Let $\Gamma$ be a simplicial graph and $\widehat{\Gamma}$ be the corresponding clique complex (the flag complex obtained after adding simplices for each compete graph). We can costruct the right-angled Artin group $A_\Gamma$ and consider the outer automorphism group $\mathrm{Out}(A_\Gamma)$. It is well known that $\mathrm{Out}(A_\Gamma)$ is a finite group iff there is no $v\in\Gamma$ such that $\Gamma\setminus\mathrm{st}(v)$ is disconnected and there are no $u,v\in\Gamma$ with $u\neq v$ and $\mathrm{lk}(u)\subset\mathrm{st}(v)$.
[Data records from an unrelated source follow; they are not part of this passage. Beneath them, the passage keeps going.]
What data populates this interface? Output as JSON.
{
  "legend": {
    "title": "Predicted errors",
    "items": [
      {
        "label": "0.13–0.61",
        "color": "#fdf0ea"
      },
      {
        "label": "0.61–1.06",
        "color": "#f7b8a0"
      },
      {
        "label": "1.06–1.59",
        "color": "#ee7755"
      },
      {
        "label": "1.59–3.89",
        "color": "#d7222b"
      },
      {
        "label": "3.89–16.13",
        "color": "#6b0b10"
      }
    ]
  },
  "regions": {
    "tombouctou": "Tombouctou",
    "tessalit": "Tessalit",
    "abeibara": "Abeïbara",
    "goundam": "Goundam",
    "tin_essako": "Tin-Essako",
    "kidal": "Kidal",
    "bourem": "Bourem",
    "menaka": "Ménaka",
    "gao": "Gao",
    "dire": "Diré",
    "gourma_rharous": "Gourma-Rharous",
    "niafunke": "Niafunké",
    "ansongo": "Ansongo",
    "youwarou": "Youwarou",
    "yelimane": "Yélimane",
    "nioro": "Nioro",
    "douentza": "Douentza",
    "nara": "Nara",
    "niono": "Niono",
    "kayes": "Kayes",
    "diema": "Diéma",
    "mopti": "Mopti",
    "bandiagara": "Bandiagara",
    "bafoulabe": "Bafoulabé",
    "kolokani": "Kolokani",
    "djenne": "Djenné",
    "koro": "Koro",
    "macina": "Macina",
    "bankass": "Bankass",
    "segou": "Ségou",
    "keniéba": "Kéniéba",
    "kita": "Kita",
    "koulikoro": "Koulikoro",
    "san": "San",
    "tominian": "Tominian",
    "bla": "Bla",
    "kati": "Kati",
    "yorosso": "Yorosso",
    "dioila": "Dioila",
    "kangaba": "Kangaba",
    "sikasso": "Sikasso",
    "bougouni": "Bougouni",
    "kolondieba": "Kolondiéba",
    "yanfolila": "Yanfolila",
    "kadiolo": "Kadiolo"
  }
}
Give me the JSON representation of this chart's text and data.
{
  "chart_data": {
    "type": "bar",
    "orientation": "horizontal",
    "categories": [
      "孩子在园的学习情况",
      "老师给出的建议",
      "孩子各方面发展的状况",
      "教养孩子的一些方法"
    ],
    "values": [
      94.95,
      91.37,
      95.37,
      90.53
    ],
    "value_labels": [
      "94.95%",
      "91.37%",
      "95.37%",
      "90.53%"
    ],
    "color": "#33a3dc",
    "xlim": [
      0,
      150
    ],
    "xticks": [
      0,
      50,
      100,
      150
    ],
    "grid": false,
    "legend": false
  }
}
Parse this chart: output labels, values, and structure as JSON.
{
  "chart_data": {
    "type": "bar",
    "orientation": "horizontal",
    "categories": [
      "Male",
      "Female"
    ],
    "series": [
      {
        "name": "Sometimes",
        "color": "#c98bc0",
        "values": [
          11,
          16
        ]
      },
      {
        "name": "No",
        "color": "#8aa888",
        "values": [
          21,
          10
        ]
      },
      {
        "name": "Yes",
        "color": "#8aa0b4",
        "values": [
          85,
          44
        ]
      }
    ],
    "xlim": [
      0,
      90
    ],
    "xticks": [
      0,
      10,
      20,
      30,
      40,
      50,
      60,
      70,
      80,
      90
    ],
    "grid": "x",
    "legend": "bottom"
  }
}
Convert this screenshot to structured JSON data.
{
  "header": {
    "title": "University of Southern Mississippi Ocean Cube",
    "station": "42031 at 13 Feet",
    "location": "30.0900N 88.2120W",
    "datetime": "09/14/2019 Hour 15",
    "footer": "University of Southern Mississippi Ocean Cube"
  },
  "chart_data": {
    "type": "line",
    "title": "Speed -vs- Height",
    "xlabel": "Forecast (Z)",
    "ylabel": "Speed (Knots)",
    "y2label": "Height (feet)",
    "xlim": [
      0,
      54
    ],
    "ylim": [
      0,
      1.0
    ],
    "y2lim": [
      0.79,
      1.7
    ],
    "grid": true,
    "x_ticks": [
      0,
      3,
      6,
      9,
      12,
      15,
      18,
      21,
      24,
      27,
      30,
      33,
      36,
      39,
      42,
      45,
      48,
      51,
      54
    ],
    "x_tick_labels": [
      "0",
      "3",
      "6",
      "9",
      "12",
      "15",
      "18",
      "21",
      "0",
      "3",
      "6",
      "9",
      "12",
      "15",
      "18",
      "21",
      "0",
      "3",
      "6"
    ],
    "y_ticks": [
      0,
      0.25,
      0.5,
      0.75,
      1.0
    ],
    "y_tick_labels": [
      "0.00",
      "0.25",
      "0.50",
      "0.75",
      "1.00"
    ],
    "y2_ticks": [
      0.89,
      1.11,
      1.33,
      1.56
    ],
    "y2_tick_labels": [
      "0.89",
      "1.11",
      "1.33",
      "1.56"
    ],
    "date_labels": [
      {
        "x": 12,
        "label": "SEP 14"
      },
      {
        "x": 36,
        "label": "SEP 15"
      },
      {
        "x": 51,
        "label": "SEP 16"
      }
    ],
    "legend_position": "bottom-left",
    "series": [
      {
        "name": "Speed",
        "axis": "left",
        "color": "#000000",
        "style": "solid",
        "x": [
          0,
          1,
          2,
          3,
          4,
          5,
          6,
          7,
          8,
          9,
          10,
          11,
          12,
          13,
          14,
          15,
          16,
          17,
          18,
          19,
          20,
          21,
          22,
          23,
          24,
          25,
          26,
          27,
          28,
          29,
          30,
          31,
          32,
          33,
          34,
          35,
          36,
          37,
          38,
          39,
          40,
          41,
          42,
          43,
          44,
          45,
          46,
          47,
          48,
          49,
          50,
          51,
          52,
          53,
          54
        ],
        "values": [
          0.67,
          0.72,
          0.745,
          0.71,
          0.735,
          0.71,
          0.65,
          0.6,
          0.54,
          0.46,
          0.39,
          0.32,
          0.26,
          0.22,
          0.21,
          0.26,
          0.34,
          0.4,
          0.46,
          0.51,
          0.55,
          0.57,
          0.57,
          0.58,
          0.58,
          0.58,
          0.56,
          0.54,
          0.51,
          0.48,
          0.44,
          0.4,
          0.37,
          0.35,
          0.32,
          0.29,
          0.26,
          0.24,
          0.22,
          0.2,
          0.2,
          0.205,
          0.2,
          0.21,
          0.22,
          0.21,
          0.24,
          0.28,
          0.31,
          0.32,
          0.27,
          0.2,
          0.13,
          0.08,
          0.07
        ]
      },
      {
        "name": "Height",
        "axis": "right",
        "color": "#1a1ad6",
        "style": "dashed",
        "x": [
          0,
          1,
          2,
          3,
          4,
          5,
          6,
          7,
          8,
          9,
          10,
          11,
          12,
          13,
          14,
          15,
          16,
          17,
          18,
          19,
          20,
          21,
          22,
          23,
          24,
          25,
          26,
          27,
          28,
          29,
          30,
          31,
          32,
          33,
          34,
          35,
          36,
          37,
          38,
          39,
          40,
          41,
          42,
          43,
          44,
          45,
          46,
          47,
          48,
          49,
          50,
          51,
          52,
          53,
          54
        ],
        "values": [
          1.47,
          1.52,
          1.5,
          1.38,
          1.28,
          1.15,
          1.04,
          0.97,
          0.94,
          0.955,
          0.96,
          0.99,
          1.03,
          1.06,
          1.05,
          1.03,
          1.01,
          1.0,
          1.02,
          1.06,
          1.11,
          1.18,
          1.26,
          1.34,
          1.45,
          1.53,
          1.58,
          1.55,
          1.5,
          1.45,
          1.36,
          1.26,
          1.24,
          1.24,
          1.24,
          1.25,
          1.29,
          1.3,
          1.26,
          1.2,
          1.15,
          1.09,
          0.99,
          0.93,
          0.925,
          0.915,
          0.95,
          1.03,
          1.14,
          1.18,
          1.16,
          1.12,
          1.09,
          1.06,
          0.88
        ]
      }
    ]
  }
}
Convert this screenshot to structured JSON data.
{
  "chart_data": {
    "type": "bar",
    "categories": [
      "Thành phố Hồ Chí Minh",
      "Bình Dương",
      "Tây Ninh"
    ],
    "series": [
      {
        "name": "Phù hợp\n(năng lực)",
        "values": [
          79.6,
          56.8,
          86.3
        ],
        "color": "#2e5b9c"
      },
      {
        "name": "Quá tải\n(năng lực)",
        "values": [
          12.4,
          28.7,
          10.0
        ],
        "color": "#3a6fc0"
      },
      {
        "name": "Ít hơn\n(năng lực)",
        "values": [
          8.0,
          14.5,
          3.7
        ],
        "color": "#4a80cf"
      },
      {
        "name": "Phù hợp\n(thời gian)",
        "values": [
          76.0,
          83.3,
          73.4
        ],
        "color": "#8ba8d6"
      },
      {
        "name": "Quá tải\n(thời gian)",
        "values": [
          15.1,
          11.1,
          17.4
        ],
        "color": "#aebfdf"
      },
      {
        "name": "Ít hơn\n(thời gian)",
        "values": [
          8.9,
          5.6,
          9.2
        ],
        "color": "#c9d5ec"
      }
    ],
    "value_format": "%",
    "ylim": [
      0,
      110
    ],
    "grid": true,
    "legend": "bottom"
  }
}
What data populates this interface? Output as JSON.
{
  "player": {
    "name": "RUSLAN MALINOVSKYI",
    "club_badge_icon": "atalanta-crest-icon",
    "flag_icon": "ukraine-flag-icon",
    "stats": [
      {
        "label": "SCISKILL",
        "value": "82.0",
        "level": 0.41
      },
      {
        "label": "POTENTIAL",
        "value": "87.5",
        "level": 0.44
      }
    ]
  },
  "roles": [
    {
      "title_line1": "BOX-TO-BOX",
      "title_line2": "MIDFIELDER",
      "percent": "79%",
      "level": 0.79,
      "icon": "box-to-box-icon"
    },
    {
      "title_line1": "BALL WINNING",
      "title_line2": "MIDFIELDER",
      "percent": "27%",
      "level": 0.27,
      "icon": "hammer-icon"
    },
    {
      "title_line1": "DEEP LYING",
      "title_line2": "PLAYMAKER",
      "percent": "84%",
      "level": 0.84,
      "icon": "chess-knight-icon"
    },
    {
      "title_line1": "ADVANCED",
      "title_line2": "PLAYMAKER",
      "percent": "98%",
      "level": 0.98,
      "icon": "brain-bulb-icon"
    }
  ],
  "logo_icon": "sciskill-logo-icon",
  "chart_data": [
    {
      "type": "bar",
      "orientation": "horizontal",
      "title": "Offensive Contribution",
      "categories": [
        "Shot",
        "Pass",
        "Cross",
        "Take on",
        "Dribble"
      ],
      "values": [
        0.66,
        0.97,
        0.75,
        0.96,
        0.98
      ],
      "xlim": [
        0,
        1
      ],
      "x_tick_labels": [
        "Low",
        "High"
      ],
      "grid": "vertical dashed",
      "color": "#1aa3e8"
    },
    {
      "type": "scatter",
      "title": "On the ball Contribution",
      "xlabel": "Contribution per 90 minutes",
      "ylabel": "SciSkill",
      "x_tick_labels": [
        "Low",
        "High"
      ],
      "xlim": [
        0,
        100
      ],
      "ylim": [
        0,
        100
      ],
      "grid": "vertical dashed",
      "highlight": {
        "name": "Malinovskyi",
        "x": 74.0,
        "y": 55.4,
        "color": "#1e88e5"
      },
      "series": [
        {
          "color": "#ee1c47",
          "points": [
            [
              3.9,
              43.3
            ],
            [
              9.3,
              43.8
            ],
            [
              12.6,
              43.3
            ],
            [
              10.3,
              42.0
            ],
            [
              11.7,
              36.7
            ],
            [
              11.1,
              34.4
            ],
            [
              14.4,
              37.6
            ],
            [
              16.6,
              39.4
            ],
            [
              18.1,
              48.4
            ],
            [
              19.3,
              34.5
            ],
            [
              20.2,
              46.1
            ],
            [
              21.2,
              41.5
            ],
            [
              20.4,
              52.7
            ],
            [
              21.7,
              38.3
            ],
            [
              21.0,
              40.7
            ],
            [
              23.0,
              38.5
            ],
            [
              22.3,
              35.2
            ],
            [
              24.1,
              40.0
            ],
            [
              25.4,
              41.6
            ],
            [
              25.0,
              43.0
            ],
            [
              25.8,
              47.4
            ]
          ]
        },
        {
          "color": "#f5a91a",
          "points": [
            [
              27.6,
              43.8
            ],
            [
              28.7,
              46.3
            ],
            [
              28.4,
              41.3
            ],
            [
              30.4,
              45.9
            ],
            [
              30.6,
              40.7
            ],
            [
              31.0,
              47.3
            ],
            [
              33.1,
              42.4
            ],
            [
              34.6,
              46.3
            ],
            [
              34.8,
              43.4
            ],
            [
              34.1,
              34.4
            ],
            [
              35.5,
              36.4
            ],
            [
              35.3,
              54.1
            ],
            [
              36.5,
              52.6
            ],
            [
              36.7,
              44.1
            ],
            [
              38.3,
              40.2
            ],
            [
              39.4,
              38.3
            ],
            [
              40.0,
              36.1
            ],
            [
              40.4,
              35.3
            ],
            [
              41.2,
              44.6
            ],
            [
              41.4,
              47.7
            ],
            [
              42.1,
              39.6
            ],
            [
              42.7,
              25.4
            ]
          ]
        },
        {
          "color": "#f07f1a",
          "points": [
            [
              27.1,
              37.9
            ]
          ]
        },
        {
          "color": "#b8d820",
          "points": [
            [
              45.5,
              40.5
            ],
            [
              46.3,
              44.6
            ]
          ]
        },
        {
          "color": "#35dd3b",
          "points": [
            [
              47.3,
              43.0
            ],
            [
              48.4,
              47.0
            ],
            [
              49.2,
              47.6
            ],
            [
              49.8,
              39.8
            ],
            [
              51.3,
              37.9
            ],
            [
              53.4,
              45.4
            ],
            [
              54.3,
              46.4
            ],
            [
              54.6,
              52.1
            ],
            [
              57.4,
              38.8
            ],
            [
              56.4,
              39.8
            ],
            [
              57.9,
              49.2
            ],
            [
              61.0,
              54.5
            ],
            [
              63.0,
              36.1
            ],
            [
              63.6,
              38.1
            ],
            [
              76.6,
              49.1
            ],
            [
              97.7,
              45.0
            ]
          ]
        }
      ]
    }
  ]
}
I claim that $\widehat{\Gamma}$ simply connected implies that $\mathrm{Out}(A_\Gamma)$ is infinite. What my intuition tells me is that $\widehat{\Gamma}$ being simply connected removes the possiblity of induced cylces of length $n\geq4$ while $\mathrm{lk}(u)\subset\mathrm{st}(v)$ can happen if $d(u,v)\leq 2$ and they don't lie in a induced cylces of length $n\geq5$. So it is like one of the conditions is contrary to the other.
I know this is not a proof and that there might be some weird counterexamples to this result, but I feel that this should be true. Thanks for your help.